2010 marks the fifteenth anniversary of the availability of the first complete bacterial genome sequence, that of Haemophilus influenzae1. At 1.8 Mb and with 1,750 protein-coding genes, this sequencing effort seems modest today, but it was a crucial genomics milestone. The H. influenzae sequence was followed a few months later by the sequence of Mycoplasma genitalium, and the first archaeal genome sequence — that of Methanocaldococcus jannaschii — was published the following year. 5 years later, 30 complete sequences were available. From then on, the pace of completion began to accelerate, and on 21 October 2009 a landmark in microbial genome sequencing was reached with the completion of the thousandth sequence, that of Methanocaldococcus vulcanius M7.

This data explosion was fuelled by improvements in the Sanger-based sequencing technologies and, more recently, the development of the so-called 'next-generation' ultra-high-throughput sequencing methods, which have substantially lowered the costs and increased the speed of genome sequencing. Microbial genome sequencing is now a routine part of many grant applications, and although dedicated sequencing centres still carry out most genome sequencing projects, sequencing facilities are now available in many individual academic departments; indeed, a bench-top sequencing platform should soon be commercially available.

“the phylogenetic distribution of the completed sequences is ... biased towards organisms of specific medical or economic interest”

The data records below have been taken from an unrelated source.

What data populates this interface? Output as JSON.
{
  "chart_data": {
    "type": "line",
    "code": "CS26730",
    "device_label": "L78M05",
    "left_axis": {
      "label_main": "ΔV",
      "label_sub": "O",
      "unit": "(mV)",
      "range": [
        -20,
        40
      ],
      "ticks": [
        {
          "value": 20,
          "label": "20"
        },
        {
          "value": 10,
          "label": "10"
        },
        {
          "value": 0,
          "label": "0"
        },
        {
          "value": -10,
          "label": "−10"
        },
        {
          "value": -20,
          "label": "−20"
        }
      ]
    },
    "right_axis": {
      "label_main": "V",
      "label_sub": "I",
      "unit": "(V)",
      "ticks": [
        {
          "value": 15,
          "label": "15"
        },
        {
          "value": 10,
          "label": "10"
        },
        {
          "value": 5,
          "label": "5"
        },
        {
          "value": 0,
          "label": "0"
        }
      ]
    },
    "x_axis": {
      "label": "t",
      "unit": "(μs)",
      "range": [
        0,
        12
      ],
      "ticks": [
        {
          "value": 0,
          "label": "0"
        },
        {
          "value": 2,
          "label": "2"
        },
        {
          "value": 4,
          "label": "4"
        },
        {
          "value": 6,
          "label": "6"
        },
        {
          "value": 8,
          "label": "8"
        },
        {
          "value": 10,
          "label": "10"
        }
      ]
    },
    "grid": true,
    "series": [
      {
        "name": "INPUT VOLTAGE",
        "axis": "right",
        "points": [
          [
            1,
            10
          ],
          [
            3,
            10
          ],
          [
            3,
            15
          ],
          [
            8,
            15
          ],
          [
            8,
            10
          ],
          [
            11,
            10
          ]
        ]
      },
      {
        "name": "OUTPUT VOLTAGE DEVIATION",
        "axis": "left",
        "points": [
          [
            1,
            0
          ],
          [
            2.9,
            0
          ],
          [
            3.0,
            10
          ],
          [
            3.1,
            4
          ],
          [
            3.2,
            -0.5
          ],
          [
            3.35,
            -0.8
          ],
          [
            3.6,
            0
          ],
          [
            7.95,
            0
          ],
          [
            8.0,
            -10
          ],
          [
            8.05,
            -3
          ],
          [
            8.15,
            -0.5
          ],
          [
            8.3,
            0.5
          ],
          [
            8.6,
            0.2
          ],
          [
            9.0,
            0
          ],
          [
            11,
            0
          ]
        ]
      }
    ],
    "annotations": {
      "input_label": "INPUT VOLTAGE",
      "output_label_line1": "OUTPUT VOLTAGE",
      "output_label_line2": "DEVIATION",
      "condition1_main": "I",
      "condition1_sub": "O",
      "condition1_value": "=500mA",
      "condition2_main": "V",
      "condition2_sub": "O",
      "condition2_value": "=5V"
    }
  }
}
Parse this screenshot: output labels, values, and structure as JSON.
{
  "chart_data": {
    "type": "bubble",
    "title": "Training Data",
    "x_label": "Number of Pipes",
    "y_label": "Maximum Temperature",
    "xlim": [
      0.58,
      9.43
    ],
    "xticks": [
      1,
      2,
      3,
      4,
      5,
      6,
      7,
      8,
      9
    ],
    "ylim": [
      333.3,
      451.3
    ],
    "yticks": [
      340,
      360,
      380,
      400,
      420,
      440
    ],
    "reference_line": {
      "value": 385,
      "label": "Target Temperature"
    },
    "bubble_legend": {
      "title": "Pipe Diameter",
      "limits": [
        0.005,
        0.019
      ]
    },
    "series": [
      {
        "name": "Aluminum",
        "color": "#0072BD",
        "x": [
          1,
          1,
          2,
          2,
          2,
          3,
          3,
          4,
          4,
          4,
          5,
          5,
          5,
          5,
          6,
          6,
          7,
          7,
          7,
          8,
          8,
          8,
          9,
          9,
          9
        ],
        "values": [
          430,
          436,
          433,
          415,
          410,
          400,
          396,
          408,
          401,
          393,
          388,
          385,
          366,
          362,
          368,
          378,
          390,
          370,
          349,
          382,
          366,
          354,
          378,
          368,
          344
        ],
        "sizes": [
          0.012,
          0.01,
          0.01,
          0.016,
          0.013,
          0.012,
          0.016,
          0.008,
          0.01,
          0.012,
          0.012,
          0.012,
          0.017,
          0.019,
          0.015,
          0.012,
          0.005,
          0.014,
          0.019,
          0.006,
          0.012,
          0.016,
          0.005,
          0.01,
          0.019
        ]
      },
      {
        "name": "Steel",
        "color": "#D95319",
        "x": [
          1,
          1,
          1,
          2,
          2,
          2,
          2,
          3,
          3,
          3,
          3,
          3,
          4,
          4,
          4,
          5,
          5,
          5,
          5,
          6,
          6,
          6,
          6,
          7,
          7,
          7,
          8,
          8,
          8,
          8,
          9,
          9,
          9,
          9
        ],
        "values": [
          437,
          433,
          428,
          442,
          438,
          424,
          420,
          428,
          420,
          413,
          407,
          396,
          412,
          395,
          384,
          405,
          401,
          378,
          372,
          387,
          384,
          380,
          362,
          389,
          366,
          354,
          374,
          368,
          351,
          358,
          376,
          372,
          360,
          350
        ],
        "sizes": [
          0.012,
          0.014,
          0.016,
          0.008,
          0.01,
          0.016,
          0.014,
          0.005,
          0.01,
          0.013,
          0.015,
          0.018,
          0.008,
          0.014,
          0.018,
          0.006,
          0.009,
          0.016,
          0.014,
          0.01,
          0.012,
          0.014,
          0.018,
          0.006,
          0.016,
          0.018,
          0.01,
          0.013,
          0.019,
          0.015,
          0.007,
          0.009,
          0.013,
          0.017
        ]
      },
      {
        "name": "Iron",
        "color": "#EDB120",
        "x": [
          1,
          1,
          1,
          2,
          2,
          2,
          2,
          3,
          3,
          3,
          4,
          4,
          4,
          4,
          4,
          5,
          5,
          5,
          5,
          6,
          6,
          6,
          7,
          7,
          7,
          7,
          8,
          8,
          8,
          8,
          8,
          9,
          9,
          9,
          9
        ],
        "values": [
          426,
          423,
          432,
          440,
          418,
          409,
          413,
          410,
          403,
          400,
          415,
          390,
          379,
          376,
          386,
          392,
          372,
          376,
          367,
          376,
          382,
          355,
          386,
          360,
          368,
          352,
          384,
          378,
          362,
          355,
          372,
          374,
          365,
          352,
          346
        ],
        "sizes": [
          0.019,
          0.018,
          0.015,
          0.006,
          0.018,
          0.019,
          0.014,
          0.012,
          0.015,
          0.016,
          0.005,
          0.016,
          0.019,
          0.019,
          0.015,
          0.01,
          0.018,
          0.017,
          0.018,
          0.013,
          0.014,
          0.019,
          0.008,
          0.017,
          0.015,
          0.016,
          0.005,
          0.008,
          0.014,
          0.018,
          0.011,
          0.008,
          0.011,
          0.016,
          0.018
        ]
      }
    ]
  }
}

The completed genomes include those of all the important model and reference organisms, and multiple sequences are available for many of the key human and animal pathogens. However, over the past 15 years microorganisms have been selected for sequencing on an ad hoc basis. Consequently, the phylogenetic distribution of the completed sequences is understandably biased towards organisms of specific medical or economic interest, and more than 80% of the available sequences represent just three major lineages: Proteobacteria, Firmicutes and Actinobacteria.

This bias was noted in a recent report (Large-Scale Sequencing: The Future of Genomic Sciences?) from the American Academy of Microbiology (AAM). The report represents the output of an AAM colloquium that was held in September 2008 to assess the issues associated with large-scale sequencing and review how best to proceed. The colloquium participants recommended that a large-scale, taxonomically driven effort to redress the balance in the sequenced genomes is warranted and should begin with the targeting sequencing of cultured isolates, in particular those with detailed metadata, and then move towards sequencing of non-cultured species and genera as single-cell isolation methods improve.

The AAM report concludes: “A well-coordinated large-scale effort to target the breadth and depth of microbial diversity would result in the greatest impact.” Interestingly, the results of a pilot project that aims to do just that have recently been published2. The paper presents the first results from a US Department of Energy-funded project known as the Genomic Encyclopaedia of Bacteria and Archaea (GEBA), the ultimate aim of which is to use targeted sequencing to generate “a phylogenetically balanced genomic representation of the microbial tree of life” (Ref. 2). In the pilot project, the authors used a phylogenetic tree constructed using small subunit ribosomal RNA genes to identify major branches for which cultured isolates were available that had not yet been sequenced. A total of 159 isolates were selected for sequencing, and this publication presents the analysis of the first 56 of those. The results indicate that such a systematic approach generates substantial additional information compared with the sequencing of isolates that have been selected at random. Moreover, the authors calculated that sequencing just 1,500 isolates in this targeted manner should effectively sample 50% of the diversity of known cultivated species, a vast improvement on the current sampling.

The availability of genome sequence data dramatically increased our understanding of numerous areas of microbiology, from basic microbial physiology to the identification of the genes underpinning pathogenicity. The steady availability of microbial genome data in the late 1990s kick-started the 'omics' revolution and led us into the realms of functional genomics, comparative genomics and metagenomics, as well as other areas of research such as systems (micro)biology, reverse vaccinology and, more recently, synthetic biology. However, for those interested in microbial diversity, at times it has seemed that the increasing amount of genome sequence data has served only to emphasise that we are just 'scratching the surface' in our understanding. The promising results for GEBA suggest that this, too, may be about to change.